That shouldn't even be the objective. You're going to be an additional person in the life of this child. Some people are very close to their mother-in-law or their mother-in-law. Some people are very close to an uncle or an aunt, and yet they have other extended family members that they're not particularly close to. It works the same way with step family members. The point is grow your relationship based on what you have available today and be trustworthy so that as the door begins to open a little wider for that child, then what they experience in you is something really good.

Darrell, I want to turn the corner just a little bit. We're going to talk about your dad in a minute. I'm also mindful that you gained three step-siblings that were your stepmother's children. How did your relationship and your siblings' relationship with them go from the beginning? My relationship with them was pretty good. She had a young son, the youngest of her three, who was really disrupted by the disruption in her own family past because she was out of a divorce. And so I ended up for a while being like a big brother to this young sibling and actually enjoyed the role, to be honest. She had a middle son who was pretty normal, for lack of a better description, and we just got along. And then the oldest was a daughter, and that was just odd.

We were good with one another, but it was a situation where she was family, but she was not my sister, but she was my sister. That's right. And that was just confusing for me. Yes. And really, she's the only one of the three that I've had some contact with down the road, in part because we both have come to faith since, and she ends up working at a place that's across the street from where our extension is in Houston.

That's a real coincidence. But those relationships all had to be individually negotiated as well, and were, and they were very, very different because of, again, where her siblings were in their own life with their own experience in processing not only what was happening in the larger family from their perspective, but what was happening between us as a result. Looking back, how did your dad take all this family adjustment, new wife, new family, and how the kids reacted? And I'm wondering, how did it impact your dad and stepmom's marriage? I don't know if I know the answer to that entirely, but I would say, you know, he was well aware of how everybody was reacting.

There was no doubt about that. But he was doing his best to manage that. But remember, he was a, I say this, a half absentee dad who was very, traveling a lot, that kind of thing.

And so there was an element of day to day in this that didn't exist because of the way his own life was being managed and where the older, my older siblings were, they were involved in their own lives in their own locations. So it would pop up, I guess the analogy is it's like, what's that game where you got the things that pop up and... Whack-a-mole. Whack-a-mole. It was a little bit like whack-a-mole, you know.

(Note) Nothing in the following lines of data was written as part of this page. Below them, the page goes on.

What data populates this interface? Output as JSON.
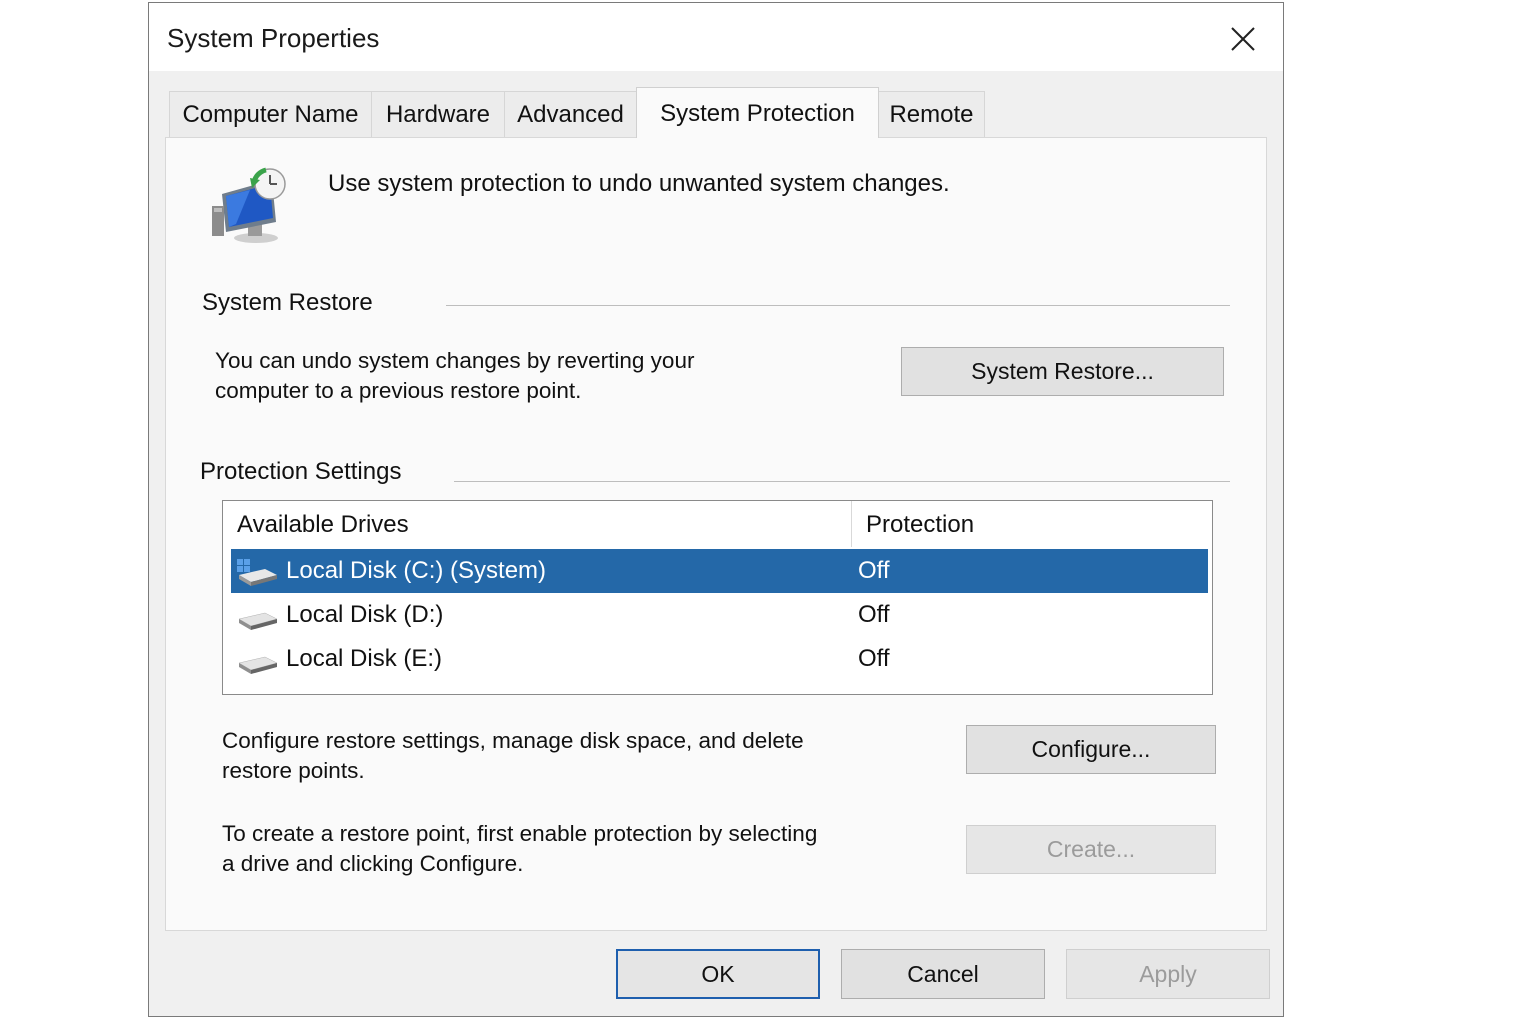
{
  "window": {
    "title": "System Properties"
  },
  "tabs": [
    {
      "label": "Computer Name"
    },
    {
      "label": "Hardware"
    },
    {
      "label": "Advanced"
    },
    {
      "label": "System Protection"
    },
    {
      "label": "Remote"
    }
  ],
  "active_tab": "System Protection",
  "intro": "Use system protection to undo unwanted system changes.",
  "system_restore": {
    "heading": "System Restore",
    "description_line1": "You can undo system changes by reverting your",
    "description_line2": "computer to a previous restore point.",
    "button": "System Restore..."
  },
  "protection_settings": {
    "heading": "Protection Settings",
    "columns": [
      "Available Drives",
      "Protection"
    ],
    "drives": [
      {
        "name": "Local Disk (C:) (System)",
        "protection": "Off",
        "selected": true,
        "icon": "system-drive-icon"
      },
      {
        "name": "Local Disk (D:)",
        "protection": "Off",
        "selected": false,
        "icon": "drive-icon"
      },
      {
        "name": "Local Disk (E:)",
        "protection": "Off",
        "selected": false,
        "icon": "drive-icon"
      }
    ],
    "configure_text_line1": "Configure restore settings, manage disk space, and delete",
    "configure_text_line2": "restore points.",
    "configure_button": "Configure...",
    "create_text_line1": "To create a restore point, first enable protection by selecting",
    "create_text_line2": "a drive and clicking Configure.",
    "create_button": "Create..."
  },
  "footer": {
    "ok": "OK",
    "cancel": "Cancel",
    "apply": "Apply"
  },
  "colors": {
    "selection": "#2468a8",
    "default_button_border": "#1e5fae"
  }
}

It would show up when everybody was together maybe a little bit, but then it would go away. I know it impacted their relationship to the degree that my stepmom was very aware that her relationship with my older siblings wasn't what it was, say with me or even to some degree with my younger sister who eventually did adjust, I think, to the new reality. But it still was something hard for him to process. But he also was very distracted with the fact that he ran a business that put him out on the road so much and was international and the amount of travel that he was... They eventually located and lived in Bermuda.

So I was in Houston with my sister and he and my stepmom, Margaret, they were in Bermuda, which was nice for me during spring break because I got to go to Bermuda. So everything was kind of dislocated. It wasn't a single household under a single roof. And that obviously was a very important dynamic to the whole thing.

And it probably allowed them to function as a couple without the distraction of the variety of responses they were getting, at least to a degree. You're listening to Family Life today, and we're listening to a portion of the Family Life Blended podcast with Ron Veal and his guest, Dr. Daryl Bock. And by the way, if you're interested, the next Blended and Blessed livestream is this weekend. And I know it's late notice, but it's a livestream, so you can just click in right now.

I mean, it isn't too late to do that., go there. You can find out how you can click in and you don't want to miss it. And you're going to hear stuff like we're just hearing right now. So let's go back and hear some more of Ron and Dr. Daryl Bock's conversation. Jump five years into the new blended family, 10 years in, up to today. I mean, what was the journey five years in? How did it change?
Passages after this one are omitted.